The forty-eights, now all walking tog
ether in one group, would sometimes lob a few jokes and insults, but mostly marched on in silence. The names of their fallen comrades refused to cross anyone’s lips. Revenge fantasies were a popular topic, with Gabriel Mitchell himself often being the target of their wrath. Only once did someone bring up the possibility that Grand Junction might be occupied right now, too, but nobody was willing yet to throw away our last hope of finding a safe haven.
At noon Sachi called a halt for everyone to take a break, but it only lasted fifteen minutes before everyone was ready to go again. There was little to eat, and many people were still worried about getting found. Sachi was more than happy to keep going.
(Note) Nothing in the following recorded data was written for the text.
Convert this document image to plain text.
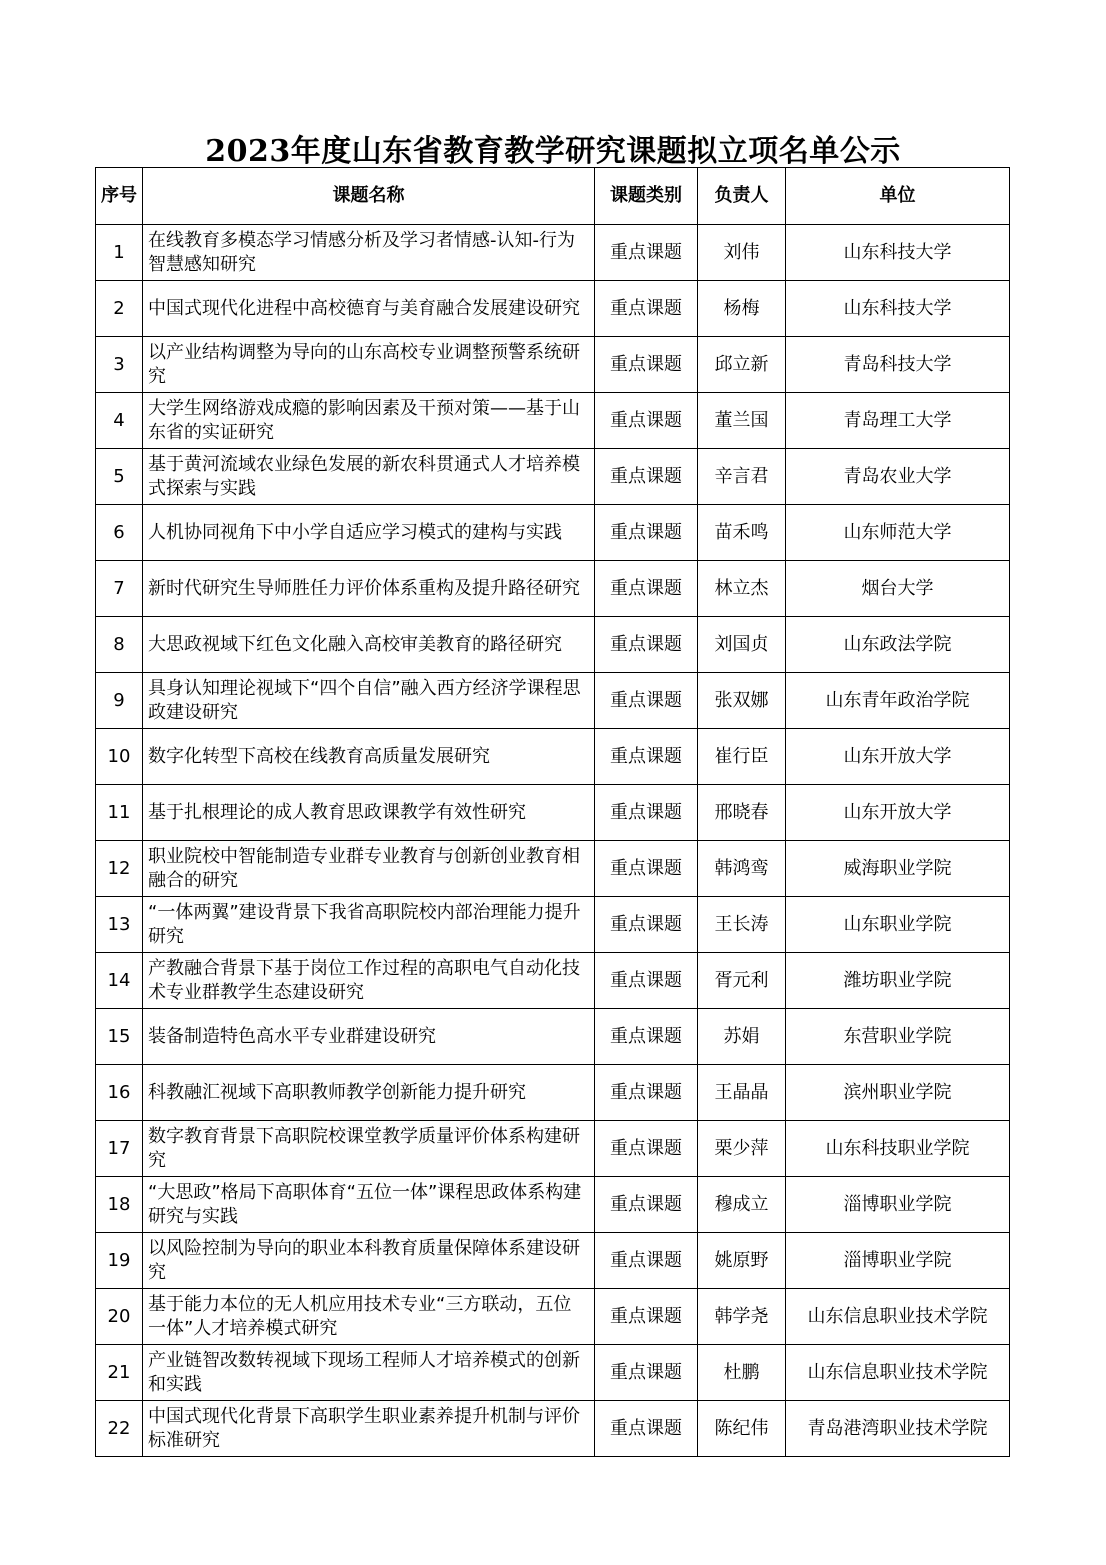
2023年度山东省教育教学研究课题拟立项名单公示
序号	课题名称	课题类别	负责人	单位
1	在线教育多模态学习情感分析及学习者情感-认知-行为智慧感知研究	重点课题	刘伟	山东科技大学
2	中国式现代化进程中高校德育与美育融合发展建设研究	重点课题	杨梅	山东科技大学
3	以产业结构调整为导向的山东高校专业调整预警系统研究	重点课题	邱立新	青岛科技大学
4	大学生网络游戏成瘾的影响因素及干预对策——基于山东省的实证研究	重点课题	董兰国	青岛理工大学
5	基于黄河流域农业绿色发展的新农科贯通式人才培养模式探索与实践	重点课题	辛言君	青岛农业大学
6	人机协同视角下中小学自适应学习模式的建构与实践	重点课题	苗禾鸣	山东师范大学
7	新时代研究生导师胜任力评价体系重构及提升路径研究	重点课题	林立杰	烟台大学
8	大思政视域下红色文化融入高校审美教育的路径研究	重点课题	刘国贞	山东政法学院
9	具身认知理论视域下“四个自信”融入西方经济学课程思政建设研究	重点课题	张双娜	山东青年政治学院
10	数字化转型下高校在线教育高质量发展研究	重点课题	崔行臣	山东开放大学
11	基于扎根理论的成人教育思政课教学有效性研究	重点课题	邢晓春	山东开放大学
12	职业院校中智能制造专业群专业教育与创新创业教育相融合的研究	重点课题	韩鸿鸾	威海职业学院
13	“一体两翼”建设背景下我省高职院校内部治理能力提升研究	重点课题	王长涛	山东职业学院
14	产教融合背景下基于岗位工作过程的高职电气自动化技术专业群教学生态建设研究	重点课题	胥元利	潍坊职业学院
15	装备制造特色高水平专业群建设研究	重点课题	苏娟	东营职业学院
16	科教融汇视域下高职教师教学创新能力提升研究	重点课题	王晶晶	滨州职业学院
17	数字教育背景下高职院校课堂教学质量评价体系构建研究	重点课题	栗少萍	山东科技职业学院
18	“大思政”格局下高职体育“五位一体”课程思政体系构建研究与实践	重点课题	穆成立	淄博职业学院
19	以风险控制为导向的职业本科教育质量保障体系建设研究	重点课题	姚原野	淄博职业学院
20	基于能力本位的无人机应用技术专业“三方联动，五位一体”人才培养模式研究	重点课题	韩学尧	山东信息职业技术学院
21	产业链智改数转视域下现场工程师人才培养模式的创新和实践	重点课题	杜鹏	山东信息职业技术学院
22	中国式现代化背景下高职学生职业素养提升机制与评价标准研究	重点课题	陈纪伟	青岛港湾职业技术学院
The sky became completely overcast by midafternoon, more snowflakes falling by evening, temperature hovering around ten below. Despite everyone’s exhaustion, we continued walking even after the sun went down and the evening grew late, propelled purely by dogged momentum.
It wasn’t until ten thirty at night that we stopped when someone heard something out in the woods. The forty-eights and LoC Security people got into defensive positions.
“I heard it now, too,” Rocky said over the radio, “just west of us.”
Sachi signaled for him and Victor to go look. The two ran quietly off into the trees.
“Someone here,” Rocky whispered over the radio, “they got exos. Double aught nines.”
“Armed?” Sachi asked.
He didn’t reply. Everyone stayed quiet, listening to the commotion a ways away. Finally, the radio crackled again.
“We got ‘em,” Rocky said, “you’ll never guess who.”
“Don’t keep us in suspense,” Manny said.
“It’s those Crusaders,” Rocky said, “Big Terry and Isaac. What d’you want us to do with ‘em?”
“Bring them back here,” Sachi said, “I wouldn’t mind having a word with them.”